By Kean Huy Alado
Contractors first deepened PortMiami’s surrounding waters a decade ago. But what they hoped to be minimal damage led to the unforeseen suffering of the Atlantic and Caribbean. Over 80 times of the original expected coral reef damage has been confirmed so far, with more dredging to come. Coral graveyards of white are all what’s left behind, causing the downfall of our local marine ecosystem and its biodiversity.
In 2013, the U.S. Army Corps of Engineers wished to deepen the body of water surrounding PortMiami to accommodate larger sea vessels through dredging, or by scraping the sediments off the seabed. With Miami serving as an international hub of export and import, the move was an economic one, especially to accommodate ships from the recently expanded Panama Canal. Initially, they planned for 3.3 acres of coral to be destroyed in the process, but after the project had been completed, the damage was much more severe.
In September, the National Oceanic and Atmospheric Administration (NOAA) released an analysis of the environment surrounding the port revealing that 278 acres of coral reef have permanently perished. Eight years after the project has finished, no official agency has been held responsible as of yet, but Miami-Dade County may be considered responsible.
While the Corps managed the project, Miami-Dade was their local sponsor. The county signed a 2012 local sponsor agreement that gave them the duty of coral monitoring the area post-dredging.
The dredging caused clouds and mounds of debris that spread mud, sand, and dirt around with the ocean’s underwater currents. The accumulation of blanketed debris over time asphyxiated the nearby coral. NOAA suspects this dredging to have started or flourished a coral-killing disease affecting the marine life of south-eastern Florida down to the Caribbean.
This disease called the stony coral tissue loss disease was first seen in 2014 around Florida. This lethal disease can affect over 20 species of corals and is present in over 17 countries and territories, generating lesions along the coral until irreparable tissue damage occurs, resulting in their death weeks after infection. Although the cause of the disease still has not been identified, evidence points towards a bacterial culprit.
“[Coral reefs] are a very potent coastal storm surge protection ecosystem,” said executive director of Miami Waterkeeper, Rachel Silverstein. “They have been shown to reduce wave energy by an average of 95 percent or more, so they are actively protecting us from storm surge.”

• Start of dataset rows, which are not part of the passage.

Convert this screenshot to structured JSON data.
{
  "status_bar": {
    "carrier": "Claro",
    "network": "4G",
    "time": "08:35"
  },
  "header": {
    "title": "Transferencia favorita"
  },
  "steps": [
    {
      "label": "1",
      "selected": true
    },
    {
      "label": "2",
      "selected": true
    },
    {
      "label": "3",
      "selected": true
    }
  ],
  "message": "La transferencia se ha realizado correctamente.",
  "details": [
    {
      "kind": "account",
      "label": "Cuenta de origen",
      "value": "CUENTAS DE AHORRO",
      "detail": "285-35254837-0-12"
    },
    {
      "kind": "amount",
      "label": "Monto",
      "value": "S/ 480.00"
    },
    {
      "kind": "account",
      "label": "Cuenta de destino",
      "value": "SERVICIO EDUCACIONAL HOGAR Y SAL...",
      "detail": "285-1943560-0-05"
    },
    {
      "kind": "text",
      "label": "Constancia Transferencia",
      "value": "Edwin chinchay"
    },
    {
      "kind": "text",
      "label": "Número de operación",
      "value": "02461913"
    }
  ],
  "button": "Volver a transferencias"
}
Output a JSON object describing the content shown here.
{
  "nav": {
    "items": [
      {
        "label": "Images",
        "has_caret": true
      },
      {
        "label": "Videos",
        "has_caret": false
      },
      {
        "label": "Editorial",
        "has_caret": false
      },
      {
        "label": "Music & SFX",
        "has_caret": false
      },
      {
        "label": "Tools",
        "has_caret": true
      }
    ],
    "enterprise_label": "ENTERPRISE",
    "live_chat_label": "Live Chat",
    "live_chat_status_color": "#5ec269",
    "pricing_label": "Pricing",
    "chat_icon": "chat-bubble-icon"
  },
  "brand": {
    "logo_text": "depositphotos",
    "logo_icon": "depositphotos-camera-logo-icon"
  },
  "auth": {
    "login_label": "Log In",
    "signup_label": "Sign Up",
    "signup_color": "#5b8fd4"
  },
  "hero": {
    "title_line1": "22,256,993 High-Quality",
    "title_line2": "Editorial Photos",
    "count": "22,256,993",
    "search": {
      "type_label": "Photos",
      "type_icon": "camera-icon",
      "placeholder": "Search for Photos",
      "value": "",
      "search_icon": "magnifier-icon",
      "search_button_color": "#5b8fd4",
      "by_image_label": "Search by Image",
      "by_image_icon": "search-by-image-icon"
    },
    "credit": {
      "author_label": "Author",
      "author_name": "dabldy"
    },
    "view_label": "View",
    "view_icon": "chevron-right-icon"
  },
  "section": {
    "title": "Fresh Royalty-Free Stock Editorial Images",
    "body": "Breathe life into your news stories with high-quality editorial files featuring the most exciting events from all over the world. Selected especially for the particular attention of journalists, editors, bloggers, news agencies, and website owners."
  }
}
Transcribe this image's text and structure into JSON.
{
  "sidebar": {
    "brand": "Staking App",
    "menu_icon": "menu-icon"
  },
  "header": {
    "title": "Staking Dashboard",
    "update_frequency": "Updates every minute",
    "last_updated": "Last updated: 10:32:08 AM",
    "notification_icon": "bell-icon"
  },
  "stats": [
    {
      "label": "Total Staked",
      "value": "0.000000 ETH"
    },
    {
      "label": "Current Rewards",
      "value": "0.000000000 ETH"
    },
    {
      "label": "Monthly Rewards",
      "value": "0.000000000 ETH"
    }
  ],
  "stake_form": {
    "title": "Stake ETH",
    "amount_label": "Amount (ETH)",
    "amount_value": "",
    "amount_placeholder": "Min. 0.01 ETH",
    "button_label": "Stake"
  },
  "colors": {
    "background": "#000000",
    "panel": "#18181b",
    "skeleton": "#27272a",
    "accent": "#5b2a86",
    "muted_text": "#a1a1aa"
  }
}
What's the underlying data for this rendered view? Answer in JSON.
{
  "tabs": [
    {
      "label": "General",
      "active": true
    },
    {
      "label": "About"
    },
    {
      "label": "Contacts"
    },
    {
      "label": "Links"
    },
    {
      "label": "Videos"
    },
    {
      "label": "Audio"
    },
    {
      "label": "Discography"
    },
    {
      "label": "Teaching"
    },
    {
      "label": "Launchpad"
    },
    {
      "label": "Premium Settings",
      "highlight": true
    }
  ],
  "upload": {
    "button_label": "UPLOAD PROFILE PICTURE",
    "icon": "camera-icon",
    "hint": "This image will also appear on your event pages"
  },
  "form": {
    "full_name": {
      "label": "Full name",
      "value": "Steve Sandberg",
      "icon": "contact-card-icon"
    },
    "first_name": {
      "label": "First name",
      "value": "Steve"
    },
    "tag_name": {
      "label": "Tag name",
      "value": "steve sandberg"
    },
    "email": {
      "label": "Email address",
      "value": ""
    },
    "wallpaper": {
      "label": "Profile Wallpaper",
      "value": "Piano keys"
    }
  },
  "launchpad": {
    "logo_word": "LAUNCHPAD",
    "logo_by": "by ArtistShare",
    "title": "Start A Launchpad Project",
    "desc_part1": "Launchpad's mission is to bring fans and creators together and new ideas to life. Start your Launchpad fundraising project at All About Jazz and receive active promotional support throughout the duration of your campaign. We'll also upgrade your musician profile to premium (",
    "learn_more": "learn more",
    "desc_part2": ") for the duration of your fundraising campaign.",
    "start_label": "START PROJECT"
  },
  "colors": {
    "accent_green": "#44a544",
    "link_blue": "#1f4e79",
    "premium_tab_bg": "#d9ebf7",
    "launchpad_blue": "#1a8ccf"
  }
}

The impacted coral zones house ecosystems of many microorganisms, crustaceans, and fish. This lethal disease leads to the inevitable displacement and invasion of species into other ecosystems, such as a migration south towards the Florida Keys. The disease reached Key West in 2021 due to the flow of water and incoming ships, potentially even aquatic lifeforms that migrated south.
According to officials, controlling the indirect effects of microbial proliferation from dredging is practically impossible.
“Most mechanisms to control microbial growth require physical or chemical methods that would be harmful to the coral and other organisms in the ocean,” said Dr. Ana Lichtenberger a Barry professor of Biology. “It is of great importance to isolate and identify the causative organism to develop effective methods to prevent its further spread.”
The global response to the disease included the universal disinfection of diving gear and boats with solutions such as bleach, to mitigate the spread. Divers require more direct research with affected coral to identify and validate an effective cure.
Freshman marine biology major, Olga-Maria Flores, worries for the Florida Keys with disease plaguing marine life and further reef destruction on the horizon.
“The loss of biodiversity and an economic impact because the Keys rely on tourism and recreational activities,” she said.
PortMiami’s next project is in its planning stage, further expanding the scope of its dredging. Meanwhile, similar operations have since been restricted in Port Everglades following local backlash.
Silverstein condemns the Corps and other involved parties for the oversight. Miami Waterkeeper successfully replanted 10,000 corals to replace the million or more that were killed by the digging in 2018 after filing a lawsuit against the Corps. But it’s too little too late.
She declares that for future projects, there should be, “a hard look at lessons learned and how to prevent this again.”